GREENBURGH, N.Y. -- Jason Kidd's 3-point shooting and facilitating as a point guard were two key factors in the Knicks' early success this season.
On Friday night, even though the Knicks lost, Kidd reclaimed his outside touch, finishing 2-for-4 from downtown -- his first game with at least two long balls since Jan. 24. He also had four assists, right above his season average.
Not only has Kidd been a bit reluctant to shoot recently, he has also been more of a stationary perimeter player -- mostly awaiting kick-out passes or making the extra pass. But Mike Woodson wants the future Hall of Famer to do more of what he does best -- facilitate -- which he did in the 12 games Raymond Felton missed with a broken right pinkie.
"Early on, (Kidd) was initiating offense, too. That kind of freed Raymond up to freelance and shoot and do a little bit more," the coach said after Sunday morning's shootaround. "When we went through that stretch when Raymond was out, he had to do so much and I think it burned him some.
"I need him to get back to facilitating a little bit, and maybe pull his minutes back. But I don't need Raymond to have to pound it as much. I need Jason to help him in that regard because, I mean, that's what he's done all of his career in terms of running a team. When you've got two guys, the beauty of it is both of them can run the team."

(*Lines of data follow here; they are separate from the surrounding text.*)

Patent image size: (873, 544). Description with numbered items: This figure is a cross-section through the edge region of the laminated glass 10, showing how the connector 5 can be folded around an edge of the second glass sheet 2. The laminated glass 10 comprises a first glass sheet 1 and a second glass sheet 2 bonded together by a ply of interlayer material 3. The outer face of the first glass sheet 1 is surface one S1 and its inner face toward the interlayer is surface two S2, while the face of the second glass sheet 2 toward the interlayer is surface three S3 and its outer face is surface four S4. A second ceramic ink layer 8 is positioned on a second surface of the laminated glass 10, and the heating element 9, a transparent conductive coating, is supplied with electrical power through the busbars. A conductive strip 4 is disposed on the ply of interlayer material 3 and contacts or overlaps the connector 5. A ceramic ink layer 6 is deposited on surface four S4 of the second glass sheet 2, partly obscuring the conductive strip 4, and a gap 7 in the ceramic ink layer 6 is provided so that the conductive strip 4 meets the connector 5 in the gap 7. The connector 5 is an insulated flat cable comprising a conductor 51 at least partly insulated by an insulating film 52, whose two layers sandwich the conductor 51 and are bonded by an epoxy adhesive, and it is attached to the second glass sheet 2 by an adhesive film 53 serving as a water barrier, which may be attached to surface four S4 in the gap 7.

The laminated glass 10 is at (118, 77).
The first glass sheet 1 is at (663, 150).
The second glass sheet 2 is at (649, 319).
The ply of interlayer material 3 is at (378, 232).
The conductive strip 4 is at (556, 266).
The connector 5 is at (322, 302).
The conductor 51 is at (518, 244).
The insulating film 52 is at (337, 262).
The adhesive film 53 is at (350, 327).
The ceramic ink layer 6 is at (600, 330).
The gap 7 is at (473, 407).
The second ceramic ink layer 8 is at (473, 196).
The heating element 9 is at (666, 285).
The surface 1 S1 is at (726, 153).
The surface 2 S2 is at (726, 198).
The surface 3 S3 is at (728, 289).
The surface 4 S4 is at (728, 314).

It's also important to watch how opponents continue to attack Kidd when he's on defense. Recently, the Pacers and Raptors both looked to put their starting shooting guard -- the position Kidd has been playing -- in isolation situations against the 39-year-old. In addition, both teams looked to force the Knicks to switch on the perimeter to leave Kidd on their star small forward. Paul George and Rudy Gay took advantage at times.
While Woodson admits Kidd has gotten exposed occasionally, the coach believes in his defense.
"Kidd is probably one of our best defenders being out on the perimeter, as old as he is," Woodson said. "He gets beat from time to time, but for the most part, he's pretty good and clever at pushing guys off their sweet spots when we switch and they try to post him. And he's got pretty good hands when guys have the ball around the rim in terms of stripping and things of that nature.
"So I don't have a problem with Kidd in terms of how he defends or if somebody tries to take advantage of that, because he's pretty good at holding his own."
The Knicks can work out their constant switching by having Felton and Iman Shumpert improve defensively. That means better predicting, communicating and fighting through screens. If they can stay with their man better, that will not only help Kidd, but it will also allow Tyson Chandler to protect the basket better. Too many times lately, he has been stuck on opposing guards, leaving the paint more vulnerable.